Чтобы помирить ветеранов, я вступился за Трофимыча:
– Он еще в первую войну ходил в сабельные атаки – у Брезины…
– Брезина, Сувалки, Картал, город Мариенвердер! – подхватил Трофимыч.
– Мариенвердер, – улыбнулся другой солдат, – ранение я там имел…
Было уже темно, когда мы подъехали к деревне Семеновское. Горели звезды. На огородах за домами высились памятники.

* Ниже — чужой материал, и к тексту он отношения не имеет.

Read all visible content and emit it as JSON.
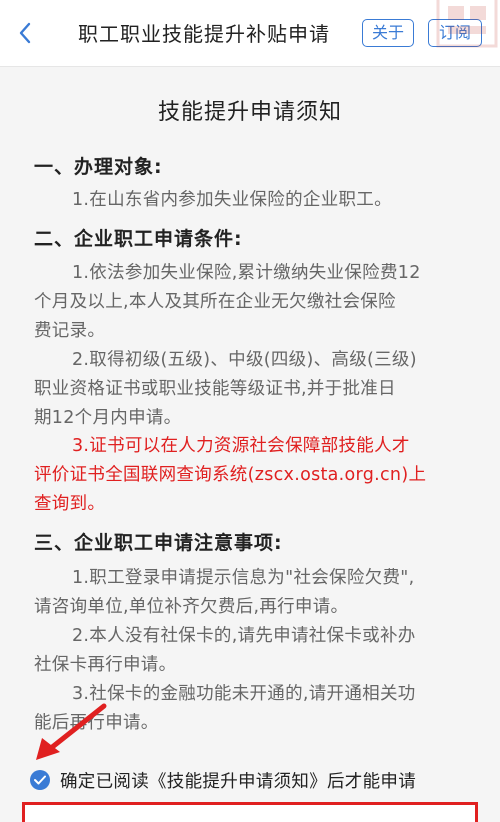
{
  "header": {
    "title": "职工职业技能提升补贴申请",
    "about_label": "关于",
    "subscribe_label": "订阅",
    "back_icon": "chevron-left-icon",
    "accent": "#3a7bd5"
  },
  "notice": {
    "title": "技能提升申请须知",
    "section1": {
      "heading": "一、办理对象:",
      "items": [
        "1.在山东省内参加失业保险的企业职工。"
      ]
    },
    "section2": {
      "heading": "二、企业职工申请条件:",
      "item1_line1": "1.依法参加失业保险,累计缴纳失业保险费12",
      "item1_line2": "个月及以上,本人及其所在企业无欠缴社会保险",
      "item1_line3": "费记录。",
      "item2_line1": "2.取得初级(五级)、中级(四级)、高级(三级)",
      "item2_line2": "职业资格证书或职业技能等级证书,并于批准日",
      "item2_line3": "期12个月内申请。",
      "item3_line1": "3.证书可以在人力资源社会保障部技能人才",
      "item3_line2": "评价证书全国联网查询系统(zscx.osta.org.cn)上",
      "item3_line3": "查询到。"
    },
    "section3": {
      "heading": "三、企业职工申请注意事项:",
      "item1_line1": "1.职工登录申请提示信息为\"社会保险欠费\",",
      "item1_line2": "请咨询单位,单位补齐欠费后,再行申请。",
      "item2_line1": "2.本人没有社保卡的,请先申请社保卡或补办",
      "item2_line2": "社保卡再行申请。",
      "item3_line1": "3.社保卡的金融功能未开通的,请开通相关功",
      "item3_line2": "能后再行申请。"
    }
  },
  "agreement": {
    "checked": true,
    "label": "确定已阅读《技能提升申请须知》后才能申请"
  },
  "colors": {
    "highlight": "#e02020",
    "text_muted": "#666666"
  }
}
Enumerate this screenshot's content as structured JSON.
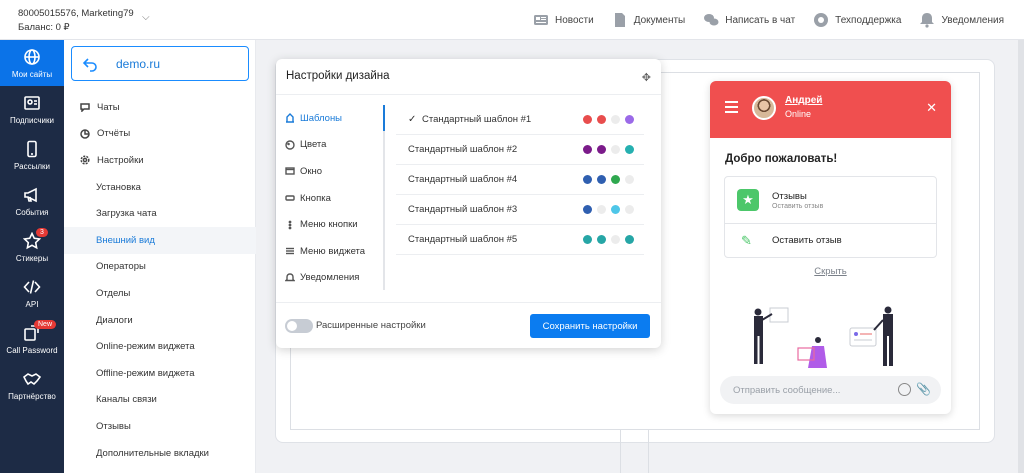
{
  "account": {
    "line1": "80005015576, Marketing79",
    "line2": "Баланс: 0 ₽"
  },
  "topnav": [
    {
      "label": "Новости",
      "icon": "news-icon"
    },
    {
      "label": "Документы",
      "icon": "document-icon"
    },
    {
      "label": "Написать в чат",
      "icon": "chat-icon"
    },
    {
      "label": "Техподдержка",
      "icon": "support-icon"
    },
    {
      "label": "Уведомления",
      "icon": "bell-icon"
    }
  ],
  "leftnav": [
    {
      "label": "Мои сайты",
      "icon": "globe-icon",
      "active": true
    },
    {
      "label": "Подписчики",
      "icon": "contacts-icon"
    },
    {
      "label": "Рассылки",
      "icon": "phone-icon"
    },
    {
      "label": "События",
      "icon": "megaphone-icon"
    },
    {
      "label": "Стикеры",
      "icon": "star-icon",
      "badge": "3"
    },
    {
      "label": "API",
      "icon": "code-icon"
    },
    {
      "label": "Call Password",
      "icon": "call-icon",
      "badge": "New"
    },
    {
      "label": "Партнёрство",
      "icon": "handshake-icon"
    }
  ],
  "sidebar": {
    "domain": "demo.ru",
    "items": [
      {
        "label": "Чаты",
        "icon": "chat-icon"
      },
      {
        "label": "Отчёты",
        "icon": "pie-icon"
      },
      {
        "label": "Настройки",
        "icon": "gear-icon"
      },
      {
        "label": "Установка",
        "sub": true
      },
      {
        "label": "Загрузка чата",
        "sub": true
      },
      {
        "label": "Внешний вид",
        "sub": true,
        "active": true
      },
      {
        "label": "Операторы",
        "sub": true
      },
      {
        "label": "Отделы",
        "sub": true
      },
      {
        "label": "Диалоги",
        "sub": true
      },
      {
        "label": "Online-режим виджета",
        "sub": true
      },
      {
        "label": "Offline-режим виджета",
        "sub": true
      },
      {
        "label": "Каналы связи",
        "sub": true
      },
      {
        "label": "Отзывы",
        "sub": true
      },
      {
        "label": "Дополнительные вкладки",
        "sub": true
      }
    ]
  },
  "panel": {
    "title": "Настройки дизайна",
    "tabs": [
      {
        "label": "Шаблоны",
        "active": true
      },
      {
        "label": "Цвета"
      },
      {
        "label": "Окно"
      },
      {
        "label": "Кнопка"
      },
      {
        "label": "Меню кнопки"
      },
      {
        "label": "Меню виджета"
      },
      {
        "label": "Уведомления"
      }
    ],
    "templates": [
      {
        "label": "Стандартный шаблон #1",
        "checked": true,
        "colors": [
          "#e84d4d",
          "#e84d4d",
          "#ececec",
          "#9b6ae8"
        ]
      },
      {
        "label": "Стандартный шаблон #2",
        "colors": [
          "#7b1b8a",
          "#7b1b8a",
          "#ececec",
          "#26b0b0"
        ]
      },
      {
        "label": "Стандартный шаблон #4",
        "colors": [
          "#2f5fb0",
          "#2f5fb0",
          "#2fa84f",
          "#ececec"
        ]
      },
      {
        "label": "Стандартный шаблон #3",
        "colors": [
          "#2f5fb0",
          "#ececec",
          "#4ec6e8",
          "#ececec"
        ]
      },
      {
        "label": "Стандартный шаблон #5",
        "colors": [
          "#26a6a6",
          "#26a6a6",
          "#ececec",
          "#26a6a6"
        ]
      }
    ],
    "advanced_label": "Расширенные настройки",
    "save_label": "Сохранить настройки"
  },
  "widget": {
    "operator_name": "Андрей",
    "operator_status": "Online",
    "welcome": "Добро пожаловать!",
    "reviews_title": "Отзывы",
    "reviews_sub": "Оставить отзыв",
    "leave_review": "Оставить отзыв",
    "hide": "Скрыть",
    "input_placeholder": "Отправить сообщение...",
    "header_color": "#f04f4f"
  }
}
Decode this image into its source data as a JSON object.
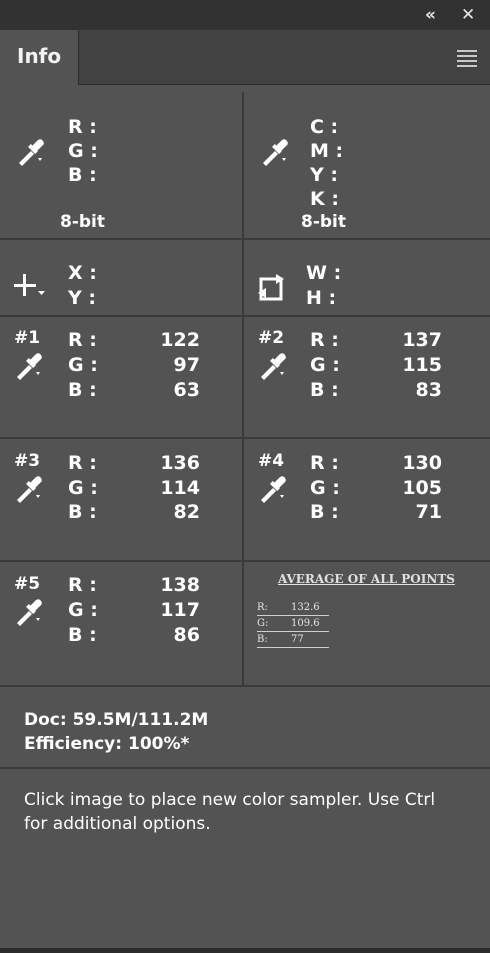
{
  "panel": {
    "tab": "Info",
    "collapse_glyph": "«",
    "close_glyph": "✕"
  },
  "color_readout_1": {
    "labels": [
      "R :",
      "G :",
      "B :"
    ],
    "bit_depth": "8-bit",
    "icon": "eyedropper-icon"
  },
  "color_readout_2": {
    "labels": [
      "C :",
      "M :",
      "Y :",
      "K :"
    ],
    "bit_depth": "8-bit",
    "icon": "eyedropper-icon"
  },
  "position": {
    "labels": [
      "X :",
      "Y :"
    ],
    "icon": "crosshair-icon"
  },
  "size": {
    "labels": [
      "W :",
      "H :"
    ],
    "icon": "transform-box-icon"
  },
  "samplers": [
    {
      "name": "#1",
      "r_label": "R :",
      "g_label": "G :",
      "b_label": "B :",
      "r": "122",
      "g": "97",
      "b": "63"
    },
    {
      "name": "#2",
      "r_label": "R :",
      "g_label": "G :",
      "b_label": "B :",
      "r": "137",
      "g": "115",
      "b": "83"
    },
    {
      "name": "#3",
      "r_label": "R :",
      "g_label": "G :",
      "b_label": "B :",
      "r": "136",
      "g": "114",
      "b": "82"
    },
    {
      "name": "#4",
      "r_label": "R :",
      "g_label": "G :",
      "b_label": "B :",
      "r": "130",
      "g": "105",
      "b": "71"
    },
    {
      "name": "#5",
      "r_label": "R :",
      "g_label": "G :",
      "b_label": "B :",
      "r": "138",
      "g": "117",
      "b": "86"
    }
  ],
  "average": {
    "title": "AVERAGE OF ALL POINTS",
    "rows": [
      {
        "label": "R:",
        "value": "132.6"
      },
      {
        "label": "G:",
        "value": "109.6"
      },
      {
        "label": "B:",
        "value": "77"
      }
    ]
  },
  "doc_info": {
    "doc": "Doc: 59.5M/111.2M",
    "efficiency": "Efficiency: 100%*"
  },
  "hint": "Click image to place new color sampler.  Use Ctrl for additional options.",
  "colors": {
    "panel_bg": "#535353",
    "tab_bar": "#424242",
    "top_bar": "#323232",
    "divider": "#3a3a3a"
  }
}
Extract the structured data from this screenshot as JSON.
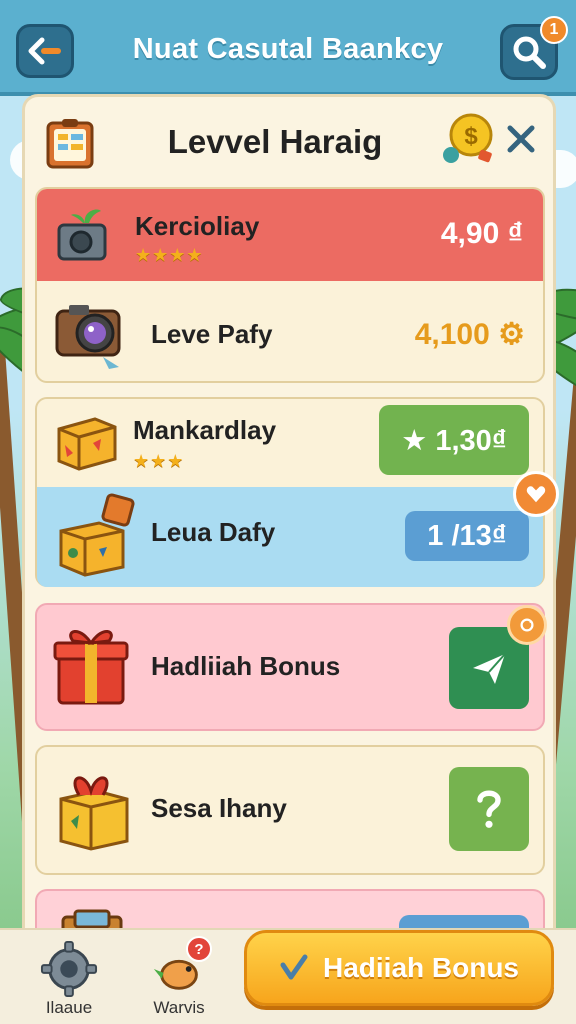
{
  "header": {
    "title": "Nuat Casutal Baankcy",
    "notification_count": "1",
    "back_icon": "back-arrow-icon",
    "search_icon": "search-icon"
  },
  "panel": {
    "title": "Levvel Haraig",
    "close_icon": "close-icon",
    "coin_icon": "coin-icon"
  },
  "levels": [
    {
      "name": "Kercioliay",
      "stars": "★★★★",
      "price": "4,90 ₫",
      "icon": "camera-plant-icon",
      "color": "#ec6b62"
    },
    {
      "name": "Leve Pafy",
      "price": "4,100 ⚙",
      "icon": "camera-icon",
      "color": "#e69b1c"
    },
    {
      "name": "Mankardlay",
      "stars": "★★★",
      "price": "★ 1,30₫",
      "icon": "box-icon",
      "color": "#72b34f"
    },
    {
      "name": "Leua Dafy",
      "price": "1 /13₫",
      "icon": "open-box-icon",
      "color": "#5b9ed3"
    },
    {
      "name": "Hadliiah Bonus",
      "icon": "gift-icon",
      "action_icon": "paper-plane-icon",
      "color": "#2f8f52"
    },
    {
      "name": "Sesa Ihany",
      "icon": "gift-box-icon",
      "action_icon": "question-icon",
      "color": "#76b34f"
    }
  ],
  "bottom_nav": {
    "item1_label": "Ilaaue",
    "item1_icon": "gear-icon",
    "item2_label": "Warvis",
    "item2_icon": "bird-icon",
    "item2_badge": "?",
    "bonus_button": "Hadiiah Bonus",
    "bonus_icon": "check-icon"
  }
}
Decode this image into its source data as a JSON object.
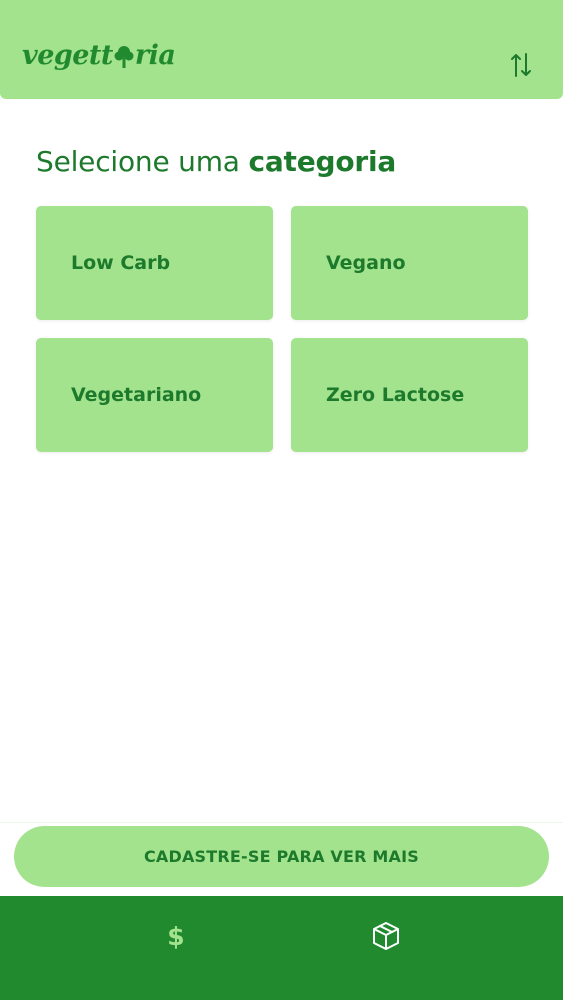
{
  "header": {
    "logo_text_before": "vegett",
    "logo_text_after": "ria",
    "logo_icon": "tree-icon",
    "sort_icon": "sort-arrows-icon"
  },
  "main": {
    "title_prefix": "Selecione uma",
    "title_emphasis": "categoria",
    "categories": [
      {
        "label": "Low Carb"
      },
      {
        "label": "Vegano"
      },
      {
        "label": "Vegetariano"
      },
      {
        "label": "Zero Lactose"
      }
    ]
  },
  "cta": {
    "signup_label": "CADASTRE-SE PARA VER MAIS"
  },
  "bottom_nav": {
    "items": [
      {
        "icon": "dollar-icon",
        "glyph": "$"
      },
      {
        "icon": "box-icon"
      }
    ]
  },
  "colors": {
    "light_green": "#a3e38d",
    "dark_green": "#218a2f",
    "text_green": "#1d7a2c",
    "background": "#ffffff"
  }
}
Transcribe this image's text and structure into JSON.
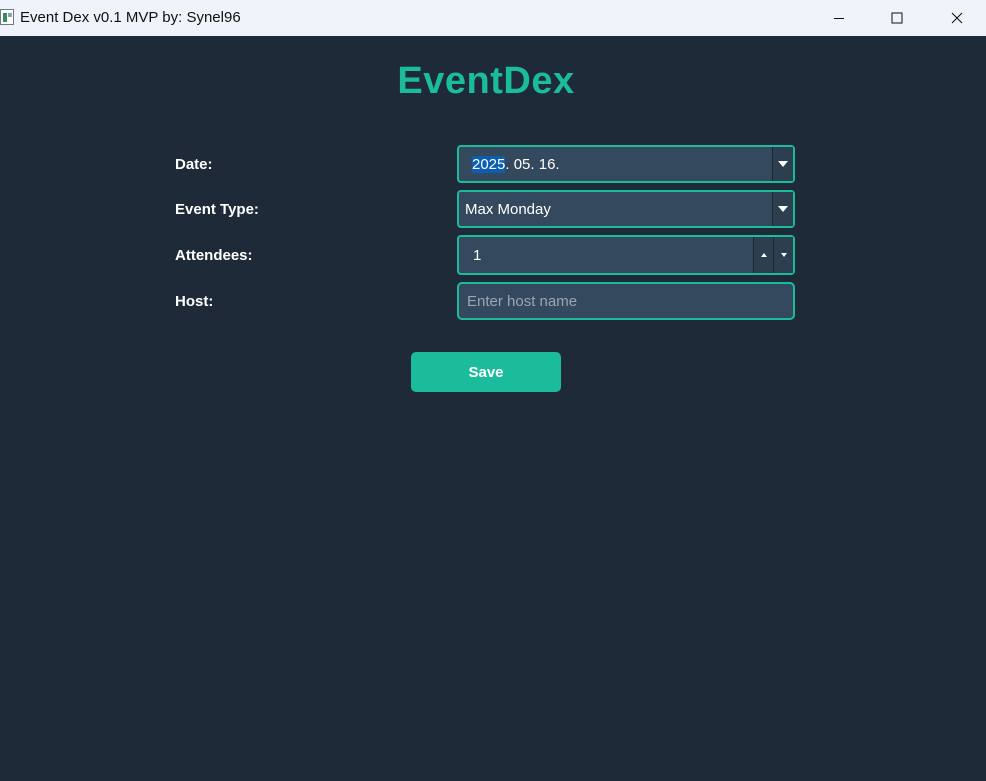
{
  "window": {
    "title": "Event Dex v0.1 MVP by: Synel96",
    "icon": "app-window-icon",
    "controls": [
      "minimize-icon",
      "maximize-icon",
      "close-icon"
    ]
  },
  "app": {
    "title": "EventDex"
  },
  "form": {
    "date": {
      "label": "Date:",
      "value_year": "2025",
      "value_rest": ". 05. 16."
    },
    "event_type": {
      "label": "Event Type:",
      "value": "Max Monday"
    },
    "attendees": {
      "label": "Attendees:",
      "value": "1"
    },
    "host": {
      "label": "Host:",
      "placeholder": "Enter host name",
      "value": ""
    },
    "save_label": "Save"
  },
  "colors": {
    "background": "#1f2a38",
    "accent": "#1abc9c",
    "field_bg": "#34495e",
    "selection": "#0a5fb4"
  }
}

– Где-то здесь, – сказал Трофимыч, – должны быть позиции Преображенского полка.
Мы спешились, свернули с дороги и, чувствуя под ногами паханую землю, приблизились к одному из обелисков. Я поднялся на цоколь и, стараясь разглядеть в неровном свете буквы, передавал прочитанное Трофимычу: «Вечная память… за веру… отечество…»
– Преображенцы стояли насмерть, – сказал Трофимыч.
Деревня давно спала. На трубе скорчился дым. Наши тени ходили по земле. Неподалеку от обелиска в память преображенцев мы отыскали среди пахоты ложбину, не тронутую плугом, и кусты. «Но тих был наш бивак открытый…» Мы пустили лошадей. Я стал ломать хворост. Трофимыч растянул на земле старый резиновый плащ, и через минуту, когда костер потрескивал, хлеб, огурцы и колбаса лежали перед нами, я готов был начать: «Скажи-ка, дядя…»
– Тут должно быть порядочно братских могил, – сказал Трофимыч, – я хотел бы отыскать свой полк.
– Какой же ваш полк, Трофимыч?
– Пятый, – отвечал старик. – Переяславский уланский полк, серебряные трубы за дело при Пльзнянке и бунчук на знамя за дело под Балаклавой.
Хотелось спросить Трофимыча о чем-нибудь для него приятном. «Сколько вы получили наград?» – можно было поинтересоваться. Трофимыч отвечал бы, улыбнувшись: «Три «Георгия». Почти полный кавалер, – тут же, однако, на губах его обычно появлялась складка. – Крестов этих у меня давно нет».